Enloe’s Dominick Patterson, a 2013 national champion, heads to track regionals with state title in mind

CorrespondentMay 8, 2014 

— Enloe High junior Dominick Patterson is a championship hurdler who knows where he wants to go, not only on the track, but also in the career he already is pursuing.

Patterson won the Cap Eight 4A Conference 300-meter hurdles last week at Heritage High, adding the conference title to the boys’ 15-16 national championship he won in the 400 hurdles at the USATF Junior Olympics Nationals in 2013 at N.C. A&T.

The titles won’t help him Saturday as he competes in the N.C. High School Athletic Association Mideast 4A regionals at Apex High. He must have a top-four finish to advance to the NCHSAA championships on May 17 at N.C. A&T in Greensboro, where he hopes to contend for a state title.

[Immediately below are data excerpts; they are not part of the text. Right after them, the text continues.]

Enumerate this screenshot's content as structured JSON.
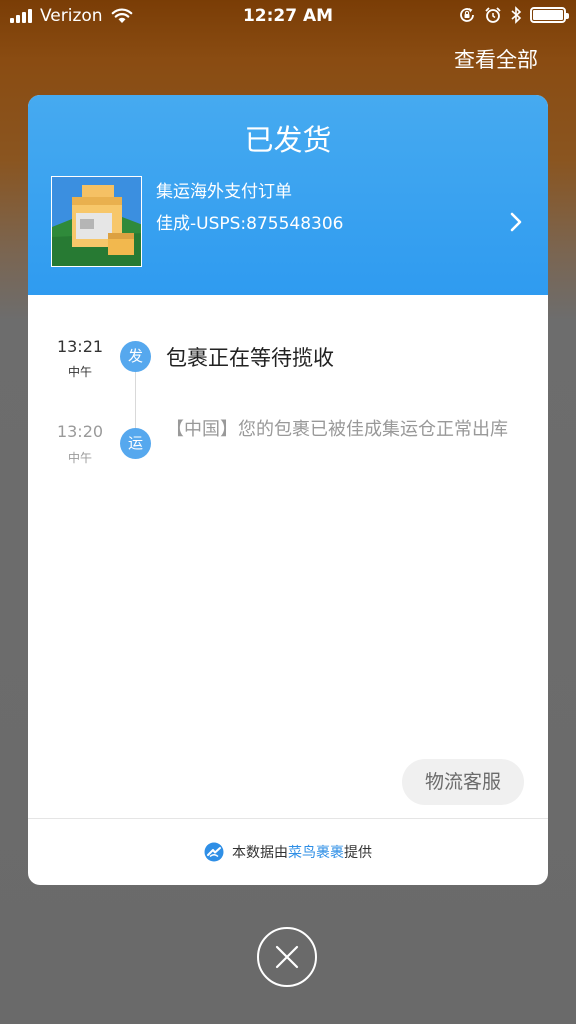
{
  "status_bar": {
    "carrier": "Verizon",
    "time": "12:27 AM"
  },
  "view_all": "查看全部",
  "card": {
    "title": "已发货",
    "order_name": "集运海外支付订单",
    "order_number": "佳成-USPS:875548306",
    "timeline": [
      {
        "time": "13:21",
        "period": "中午",
        "badge": "发",
        "text": "包裹正在等待揽收"
      },
      {
        "time": "13:20",
        "period": "中午",
        "badge": "运",
        "text": "【中国】您的包裹已被佳成集运仓正常出库"
      }
    ],
    "service_button": "物流客服",
    "footer": {
      "prefix": "本数据由",
      "brand": "菜鸟裹裹",
      "suffix": "提供"
    }
  },
  "colors": {
    "header_blue": "#3aa3f0",
    "timeline_dot": "#56a8ee",
    "brand_link": "#2f8fe6"
  },
  "icons": {
    "wifi": "wifi-icon",
    "bluetooth": "bluetooth-icon",
    "alarm": "alarm-icon",
    "rotation_lock": "rotation-lock-icon",
    "battery": "battery-icon",
    "chevron": "chevron-right-icon",
    "cainiao_logo": "cainiao-logo-icon",
    "close": "close-icon"
  }
}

Patterson’s 39.43 time is seeded third in the regional behind West Johnson’s Xavier Carter (38.73) and Garner’s Nyheim Hines (39.12).

Patterson was sixth in last year’s 4A championships and says a time of around 37 seconds will be needed to win the same title this year.

“I haven’t done that yet, but I think I can,” he said.

Enloe coach Brian Fullenkamp has high praise for Patterson’s intangibles.

“Dominick is special in that he knows how good he is, but he’s not the least bit arrogant,” Fullenkamp said. “With him, it’s all positive and just trying to get better. He’s very humbled about everything. If he wins a state title, that’s fine with him, but if not he’ll be fine as long as he does his best. He’s very grounded.”

Patterson is also developing into a quiet leader on the Enloe track team.

“He doesn’t like to lose and will not quit, even in a race when he fell down,” Fullenkamp said. “We don’t throw his name out there, but the other kids see how hard he works. He goes to do extra work and others will follow him, because they see him busting his butt. And they like to be around him.”

Patterson knows he has ground to make up to be a factor in the state championships, but he has done that before.

“I was so happy when I won at nationals last year, because I worked so hard and that reassured me that I don’t need to worry, just keep working and it will come to me,” he said. “I know I can get better at getting over the first hurdle and I can finish the race stronger. I’ve got things to improve on.”

Patterson already knows he wants a career in the medical field and is a student in the Wake Early College of Health and Sciences, a magnet school that features a partnership among the Wake County Schools, Wake Technical Community College and WakeMed Health and Hospitals.

WECHS students will graduate after five years with a high school diploma and a degree, diploma or certificate from Wake Technical in a health or sciences field.

WECHS does not have athletic teams, but its students are eligible for N.C. High School Athletic Association athletics at Enloe.

“I had wanted to be a physical therapist,” Patterson said. “But about a year ago I decided I want to be an orthopedic surgeon after my mom (Mary Patterson) had a bad knee and she had surgery and went through a lot of pain. That’s when I knew I wanted to help people, help them move again and get mobility back.”